The alternative approach is to assume out of the gate that any two users might someday want to share data and thus design for a single shared database from the very start. “This puts you on a very different technology path, because you can no longer just ‘throw hardware’ at the problem. If your database gets full, you can’t just spin up a new one for your next batch of customers, you need to find a way to upgrade the entire thing — and do it without taking it down for everyone,” says Barrett. “The upside of maintaining a single continuous database for all your users is that you eliminate constraints of who can share with who, whether right away or any time in the future. The downside is a single giant database is much, much harder to maintain than a bunch of small databases — especially if you’re using a classic database solution.”
A Primer to Course-Correct
Not every startup will have the luxury of starting from scratch. If you’ve already made some of these other choices — intentionally or unknowingly — there are ways to get on the right track. It may take some effort to hit the railroad switch, but the train hasn’t left the station.

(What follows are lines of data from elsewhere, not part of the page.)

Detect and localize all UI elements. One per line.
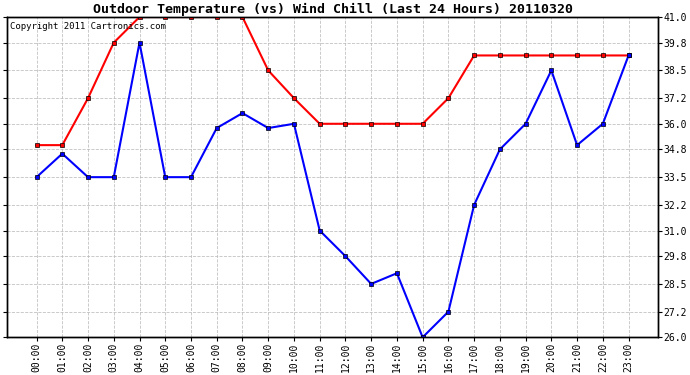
Title: Outdoor Temperature (vs) Wind Chill (Last 24 Hours) 20110320: Outdoor Temperature (vs) Wind Chill (Las… <box>92 3 573 16</box>
Text: Copyright 2011 Cartronics.com: Copyright 2011 Cartronics.com <box>10 22 166 31</box>
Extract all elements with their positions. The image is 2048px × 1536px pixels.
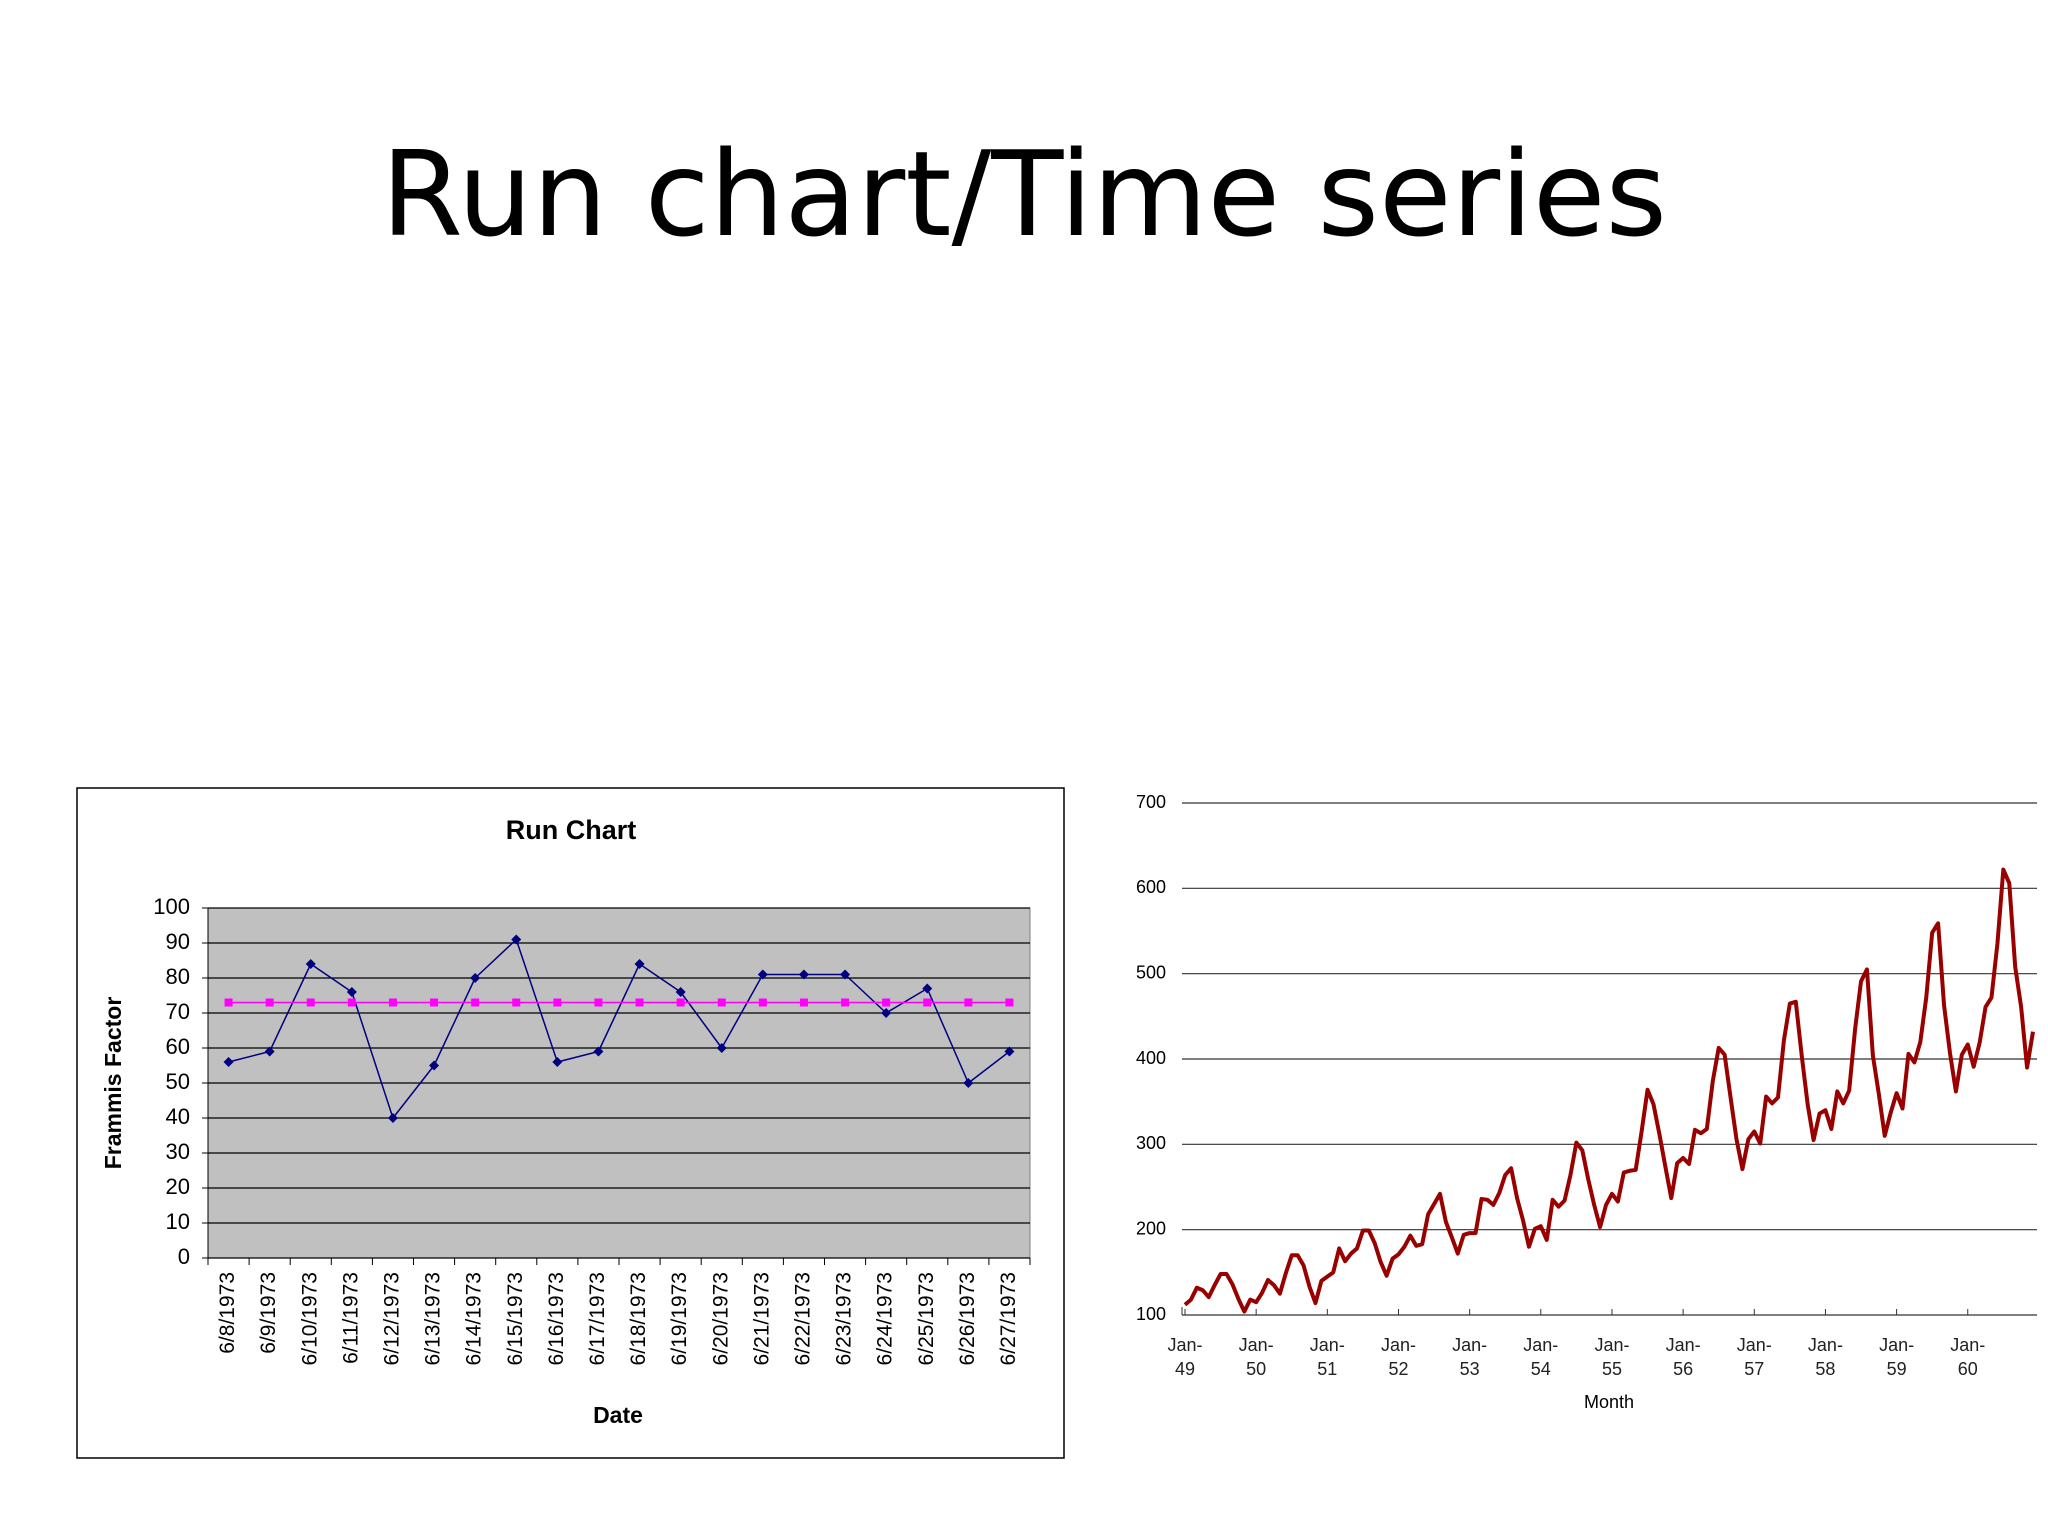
- x-tick-label: 6/23/1973: [833, 1272, 856, 1365]
- point: [757, 969, 768, 980]
- point: [841, 998, 850, 1007]
- point: [347, 998, 356, 1007]
- x-tick-label: 6/15/1973: [504, 1272, 527, 1365]
- point: [716, 1043, 727, 1053]
- point: [429, 1060, 440, 1071]
- point: [1004, 1046, 1015, 1057]
- x-axis-label: Month: [1584, 1392, 1634, 1412]
- y-tick-label: 100: [1136, 1304, 1166, 1324]
- x-tick-label: 6/13/1973: [422, 1272, 445, 1365]
- x-tick-label: 6/22/1973: [791, 1272, 814, 1365]
- point: [798, 969, 809, 980]
- point: [1005, 998, 1014, 1007]
- point: [594, 998, 603, 1007]
- point: [882, 998, 891, 1007]
- y-tick-label: 20: [166, 1174, 190, 1199]
- x-tick-label: 6/27/1973: [997, 1272, 1020, 1365]
- point: [264, 1046, 275, 1057]
- x-tick-label: Jan-56: [1665, 1335, 1701, 1379]
- point: [223, 1057, 234, 1067]
- x-tick-label: Jan-50: [1238, 1335, 1274, 1379]
- point: [265, 998, 274, 1007]
- point: [634, 959, 645, 969]
- y-tick-label: 10: [166, 1209, 190, 1234]
- x-tick-label: 6/24/1973: [874, 1272, 897, 1365]
- point: [964, 998, 973, 1007]
- x-tick-label: 6/12/1973: [380, 1272, 403, 1365]
- point: [758, 998, 767, 1007]
- chart-title: Run Chart: [506, 815, 637, 845]
- y-tick-label: 0: [178, 1244, 190, 1269]
- y-tick-label: 40: [166, 1104, 190, 1129]
- point: [224, 998, 233, 1007]
- x-tick-label: 6/26/1973: [956, 1272, 979, 1365]
- x-tick-label: 6/8/1973: [216, 1272, 239, 1354]
- point: [306, 998, 315, 1007]
- slide-title: Run chart/Time series: [381, 125, 1667, 263]
- x-tick-label: 6/16/1973: [545, 1272, 568, 1365]
- point: [553, 998, 562, 1007]
- point: [346, 987, 357, 997]
- series-line: [228, 938, 1010, 1119]
- x-tick-label: Jan-59: [1879, 1335, 1915, 1379]
- point: [799, 998, 808, 1007]
- point: [511, 934, 522, 945]
- x-tick-label: Jan-51: [1309, 1335, 1345, 1379]
- y-tick-label: 100: [153, 894, 190, 919]
- point: [430, 998, 439, 1007]
- point: [676, 998, 685, 1007]
- point: [840, 969, 851, 980]
- y-tick-label: 400: [1136, 1048, 1166, 1068]
- y-tick-label: 90: [166, 929, 190, 954]
- point: [388, 998, 397, 1007]
- x-tick-label: Jan-60: [1950, 1335, 1986, 1379]
- point: [470, 973, 481, 983]
- point: [387, 1113, 398, 1123]
- x-tick-label: 6/18/1973: [627, 1272, 650, 1365]
- point: [593, 1046, 604, 1057]
- x-tick-label: Jan-54: [1523, 1335, 1559, 1379]
- point: [963, 1078, 974, 1088]
- point: [922, 983, 933, 994]
- x-tick-label: Jan-49: [1167, 1335, 1203, 1379]
- x-tick-label: 6/14/1973: [463, 1272, 486, 1365]
- y-tick-label: 700: [1136, 792, 1166, 812]
- y-axis-label: Frammis Factor: [100, 997, 126, 1170]
- x-tick-label: Jan-58: [1807, 1335, 1843, 1379]
- point: [552, 1057, 563, 1067]
- point: [635, 998, 644, 1007]
- y-tick-label: 30: [166, 1139, 190, 1164]
- x-tick-label: 6/21/1973: [750, 1272, 773, 1365]
- x-tick-label: 6/17/1973: [586, 1272, 609, 1365]
- y-tick-label: 200: [1136, 1218, 1166, 1238]
- x-tick-label: 6/9/1973: [257, 1272, 280, 1354]
- y-tick-label: 80: [166, 964, 190, 989]
- series-line: [1183, 867, 2035, 1314]
- point: [471, 998, 480, 1007]
- x-tick-label: 6/20/1973: [709, 1272, 732, 1365]
- x-tick-label: 6/11/1973: [339, 1272, 362, 1364]
- point: [305, 959, 316, 969]
- y-tick-label: 500: [1136, 962, 1166, 982]
- point: [881, 1008, 892, 1018]
- x-tick-label: Jan-52: [1380, 1335, 1416, 1379]
- x-tick-label: 6/10/1973: [298, 1272, 321, 1365]
- x-tick-label: 6/19/1973: [668, 1272, 691, 1365]
- point: [675, 987, 686, 997]
- y-tick-label: 600: [1136, 877, 1166, 897]
- y-tick-label: 300: [1136, 1133, 1166, 1153]
- point: [923, 998, 932, 1007]
- y-tick-label: 60: [166, 1034, 190, 1059]
- y-tick-label: 50: [166, 1069, 190, 1094]
- x-tick-label: Jan-53: [1452, 1335, 1488, 1379]
- x-tick-label: 6/25/1973: [915, 1272, 938, 1365]
- x-axis-label: Date: [593, 1402, 643, 1428]
- y-tick-label: 70: [166, 999, 190, 1024]
- x-tick-label: Jan-55: [1594, 1335, 1630, 1379]
- point: [512, 998, 521, 1007]
- point: [717, 998, 726, 1007]
- x-tick-label: Jan-57: [1736, 1335, 1772, 1379]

- Choose a database that replicates across multiple availability zones. “Most startups will say, ‘I’ve got a single EC2 instance which runs my web server, a single RDS instance which is my database, or I store some data in S3. That’s all in a single availability zone.’ Don’t paint yourself into a corner on day one: build to support multiple availability zones with Amazon or distinct data centers.”
- Try Expensify’s replication technology. “Switching from MySQL to Bedrock is easy: if you’re small, you can likely take down your server in the middle of the night, export your data, re-import it into Bedrock and your web servers won’t know the difference because Bedrock speaks the MySQL protocol.”
- Start with stored procedures. “Ask yourself: ‘How bad would it be if a hacker rooted my webserver?’ If the answer is ‘real bad’, then move your authentication logic to a stored procedure inside the database. It’s more secure, maintains better layering, and higher performance for the end user.”
Bringing it Together
Most wouldn’t describe database architecture as sexy. But it’s vital to get right before you have customers or their data. How you organize, scale and secure this data has an impact on not only your technology but also the scalability of your business model. Start with at least a server in three different data centers or availability zones. Choose a replication technology that allows them to precisely and reliably communicate with each other. Examine the relationship between your users to decide whether you should partition your data. Consider stored procedures to secure the data you have. The biggest challenge is not making a decision to take this approach, but getting comfortable veering from popular database management systems like MySQL.
“Don’t make decisions around database architecture as if you’re Google. But also don’t put constraints on your startup that’ll eliminate its chance to be ‘a Google’ in the future. The truth is that many startups will fail well before some of these issues matter. But ask yourself: are you optimizing for success or failure?” asks Barrett. “It was rigorous requirements and chance early on that got us thinking more thoughtfully about database architecture. We now know that foundation helped us not only scale with the requirements we anticipated, but support all the amazing deep data and artificial intelligence opportunities we could have never imagined. That’s only possible given the decisions we first made with our database architecture, which keep all our data in one giant bucket that can be sliced, diced, and intermingled in any conceivable fashion. The alternative is grim. If you don't realize you're building a prison on your first day, those bars get really hard to move.”